For Andre Cymone, funk is not a genre he has returned to; it is a language he never stopped speaking. It is breath, motion, and memory. It is human music, learned early and lived fully. The Resurrection of Funk – which is slated for release this summer – arrives not as nostalgia or revivalism, but as response to the present moment, to cultural amnesia, and to the growing distance between music and the people who make it. Protest music does not need to be dour to be effective; joy, movement, and celebration lift spirits and restore resolve.
Coming from The Resurrection of Funk, Cymone has released the single “The Revolution’s On Yo In “O” Net.” Cymone said of the track: “I wrote this song as a musical reflection of a new world order coming to life. It’s a wake up call to a paralyzed society to not succumb to the heard mentality the corporate media would have you do. Revolution’s are born when the masses wake up to injustice. This track is made to make you stop and think stand and represent.
The world has changed in so many way, the idea that individuals can become so rich thanks to the Internet that they can literally buy whole industries, like the music industry. There’s a lyric in the song that asks “who gets paid when the music’s free”. It’s also inspired by Gil Scott Heron’s, “The Revolution Will Not Be Televised” lyric. He was profound in his prediction and here we are. The medium is the message. The Revolution’s on Yo In “O” Net.”
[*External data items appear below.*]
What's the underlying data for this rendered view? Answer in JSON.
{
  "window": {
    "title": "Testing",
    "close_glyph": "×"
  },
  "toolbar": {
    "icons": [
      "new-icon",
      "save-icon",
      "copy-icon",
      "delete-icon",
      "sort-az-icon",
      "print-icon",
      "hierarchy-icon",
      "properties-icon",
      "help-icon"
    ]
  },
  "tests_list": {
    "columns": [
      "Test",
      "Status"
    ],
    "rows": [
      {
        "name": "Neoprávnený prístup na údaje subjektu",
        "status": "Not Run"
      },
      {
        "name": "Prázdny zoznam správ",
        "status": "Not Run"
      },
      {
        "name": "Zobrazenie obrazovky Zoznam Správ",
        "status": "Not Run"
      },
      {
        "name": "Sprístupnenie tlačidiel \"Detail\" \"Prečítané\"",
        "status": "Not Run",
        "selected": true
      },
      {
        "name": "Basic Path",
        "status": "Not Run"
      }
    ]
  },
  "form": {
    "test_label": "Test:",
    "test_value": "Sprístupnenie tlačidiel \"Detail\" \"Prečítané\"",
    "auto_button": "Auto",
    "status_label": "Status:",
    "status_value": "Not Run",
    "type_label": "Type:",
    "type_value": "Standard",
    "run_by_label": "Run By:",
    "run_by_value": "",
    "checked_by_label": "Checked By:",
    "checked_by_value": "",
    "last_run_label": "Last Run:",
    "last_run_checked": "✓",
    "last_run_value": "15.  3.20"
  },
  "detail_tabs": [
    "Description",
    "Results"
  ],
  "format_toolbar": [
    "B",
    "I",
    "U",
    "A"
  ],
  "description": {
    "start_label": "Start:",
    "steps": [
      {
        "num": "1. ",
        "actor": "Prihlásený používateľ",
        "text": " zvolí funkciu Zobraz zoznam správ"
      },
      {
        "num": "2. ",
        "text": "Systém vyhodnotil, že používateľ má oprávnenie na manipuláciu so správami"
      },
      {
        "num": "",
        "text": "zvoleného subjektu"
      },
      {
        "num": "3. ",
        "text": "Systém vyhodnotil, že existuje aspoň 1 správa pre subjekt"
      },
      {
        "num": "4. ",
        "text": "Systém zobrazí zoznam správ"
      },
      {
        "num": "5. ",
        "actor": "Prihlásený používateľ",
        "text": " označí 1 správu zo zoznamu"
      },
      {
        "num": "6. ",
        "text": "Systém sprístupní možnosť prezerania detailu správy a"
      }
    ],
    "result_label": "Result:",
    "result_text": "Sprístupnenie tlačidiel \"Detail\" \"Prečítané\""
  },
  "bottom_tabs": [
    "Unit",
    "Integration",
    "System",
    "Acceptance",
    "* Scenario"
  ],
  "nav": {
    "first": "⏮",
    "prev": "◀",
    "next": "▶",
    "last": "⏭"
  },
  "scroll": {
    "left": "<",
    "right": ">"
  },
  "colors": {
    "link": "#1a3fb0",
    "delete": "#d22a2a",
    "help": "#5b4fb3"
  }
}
The Resurrection of Funk is deeply tied to Minneapolis; not just as geography, but as ethos. There is a direct line from the city’s history of unrest and organizing to the music that emerged from it. Community centers, neighborhood bands, and shared cultural spaces weren’t accidents; they were responses. Funk, in this context, becomes protest without bitterness, resistance without despair. It is joy as strategy. Dance as defiance. Release as fuel.
Cymone’s musical foundation was born from a reality that came with its own soundtrack. It shaped his idea of funk as something functional: music that moves bodies, centers communities, and carries memory. That melodic sensibility became central to his approach. When Cymone and Prince first met as young musicians, they were equals who had finally encountered their match. Each came armed with curiosity, discipline, and an instinct for sound beyond convention.
Their first band, Grand Central, emerged not from ambition but alignment; a convergence of two multi-instrumentalists pushing their instruments past expected roles. Cymone’s bass lines were melodic, assertive, and compositional; Prince’s keyboards and guitar work were exploratory and disruptive. Together, they built a new sonic architecture. The Minneapolis Sound was not a style borrowed or blended; it was constructed.
Cymone’s imprint is deeply embedded in the early records and stage performances that introduced this sound to the world. His contributions shaped not only Prince’s earliest solo releases, but also the DNA of the bands that followed. (In On Time: A Princely Life in Funk, Morris Day directly acknowledges Cymone’s role, recalling a conversation with Prince in which he notes how many of Cymone’s bass lines became essential components of those compositions.)
Cymone’s early solo records embraced New Wave and futurism at a time when no Black artist was expected (or encouraged) to do so. Livin’ in the New Wave and Survivin’ in the 80s developed a cult following, earning retrospective recognition as statements of artistic freedom. His next evolution came through songwriting and production. Writing and producing for artists including Jody Watley, Evelyn Champagne King, Tina Turner, Adam Ant, James Ingram, and others, he found a different kind of freedom in channeling originality through others’ voices.
Now, with The Resurrection of Funk, Cymone arrives at a moment of reckoning; personal, cultural, and musical. For the first time in his solo career, he fully embraces the sound he helped give birth to, not as revival, but as reclamation. This is the music originally forged in his mother’s basement recontextualized, reaffirmed, and delivered with intent.
At its heart, the album is conceptual in the purest sense: the concept is funk. Not as trend or revival, but as foundation. As the sound that underpins modern music while being routinely misunderstood. Cymone is explicit about his role here; not out of ego, but out of clarity. He is one of the architects of this sound, and this record is about placing that architecture back in view, in full context, where it belongs.